As Robert Frost continues to remind us, we have “miles to go before we sleep” when it comes to there being full information sharing just within the individual domains of law enforcement, justice or human services. But we might see even more powerful rewards as we begin to introduce a strong capacity to share information across communities of interest. We are only beginning to build a bridge, for example, between the justice, health and human services worlds and there are so many intersections of these worlds where a solid and enduring pattern of information sharing might have tremendous impact.
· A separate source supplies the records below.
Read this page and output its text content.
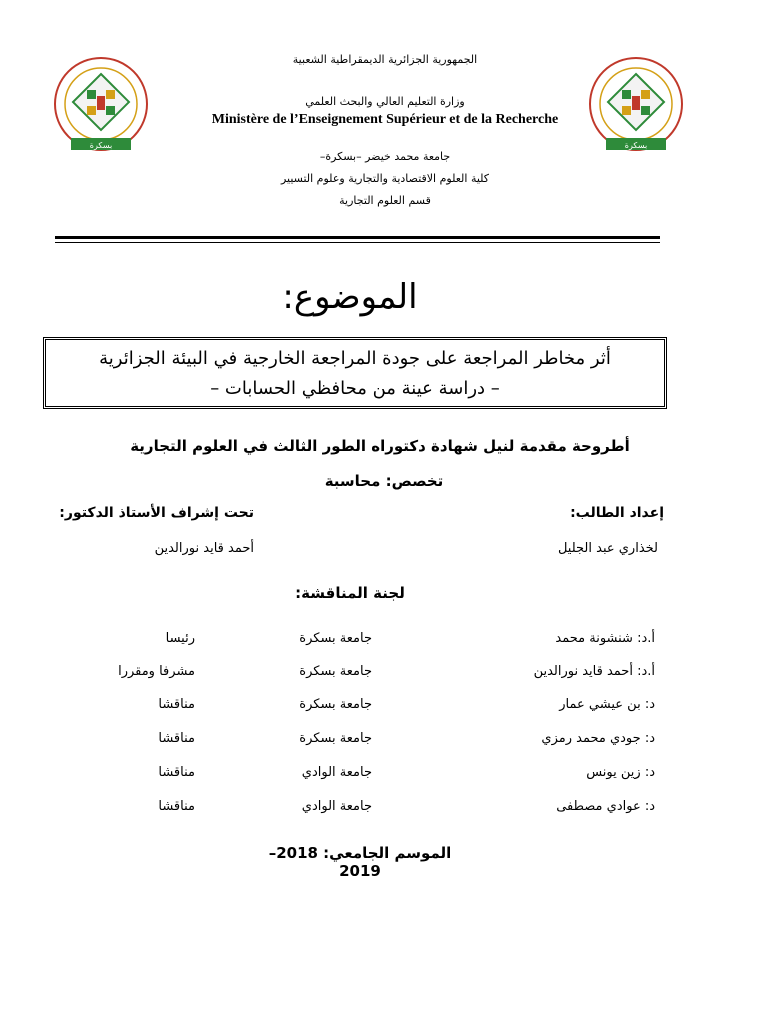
بسكرة	بسكرة
الجمهورية الجزائرية الديمقراطية الشعبية
وزارة التعليم العالي والبحث العلمي
Ministère de l’Enseignement Supérieur et de la Recherche
جامعة محمد خيضر –بسكرة–
كلية العلوم الاقتصادية والتجارية وعلوم التسيير
قسم العلوم التجارية
الموضوع:
أثر مخاطر المراجعة على جودة المراجعة الخارجية في البيئة الجزائرية
– دراسة عينة من محافظي الحسابات –
أطروحة مقدمة لنيل شهادة دكتوراه الطور الثالث في العلوم التجارية
تخصص: محاسبة
إعداد الطالب:
تحت إشراف الأستاذ الدكتور:
لخذاري عبد الجليل
أحمد قايد نورالدين
لجنة المناقشة:
أ.د: شنشونة محمد
جامعة بسكرة
رئيسا
أ.د: أحمد قايد نورالدين
جامعة بسكرة
مشرفا ومقررا
د: بن عيشي عمار
جامعة بسكرة
مناقشا
د: جودي محمد رمزي
جامعة بسكرة
مناقشا
د: زين يونس
جامعة الوادي
مناقشا
د: عوادي مصطفى
جامعة الوادي
مناقشا
الموسم الجامعي: 2018–2019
The intersections are plentiful. Just to excite your imagination, there have been research projects that tell us that teaching a single mother to read might have a greater effect on crime reduction than any other single program, as children whose mothers read to them are less likely to become engaged in a life of crime. Experts on juvenile violence have speculated that careful but better information sharing between law enforcement, schools, and social services about the signs of potential violence in troubled youth might allow us to prevent some of the school shootings that we have experienced throughout the country. Creating innovative ways to address the narcotics and dangerous drug addiction problems such as the opiod overdose calamity we face certainly require collaboration between substance abuse programs and law enforcement as well as health care and other social service agencies. Reducing recidivism rates by doing a better job of handling offender re-entry into the community requires a collaborative community effort of health, justice and human services to be successful.
It is intuitively obvious that information sharing is at the heart of any of these collaborative efforts to attack a serious societal problem. It is also the case that these disparate agencies start from a position of distrusting any other component, so the willingness to share information has to be built upon a new paradigm of collaboration based on mutual trust and a recognition that collaboration is essential. We have to accept the reality that no single agency is capable of having a significant success in dealing with the most important social issues of our time. Instead of drawing organization charts to formulate a solution to a social problem, we should be constructing the workflow in a process to which multiple organizations can contribute.
Cultural impediments are often cited as the obstacles to building trust and true collaboration, but it seems to me that this is more than a cultural block. Leaders can decide to build bridges across the chasm of justice and health and human services regardless of the cultural shortcomings. It may take time, but companies and government organizations have shown that they are quite capable of reinventing themselves once their leadership is convinced it is time to do so.
Technology will not solve this problem of creating the will to change but what we can do is to make very sure that the technology will support the information sharing once the organizational leadership opens the door to doing so. If we can build the tools for information sharing, foster standards-based innovation, consider the real production needs of all stakeholders on both ends of an exchange, and create a state where, once there is a green light for information sharing, the technology will be ready and will in fact stimulate the exchange of information that is the infrastructure on which better decisions and policies can be made…then we can build the bridge to somewhere useful.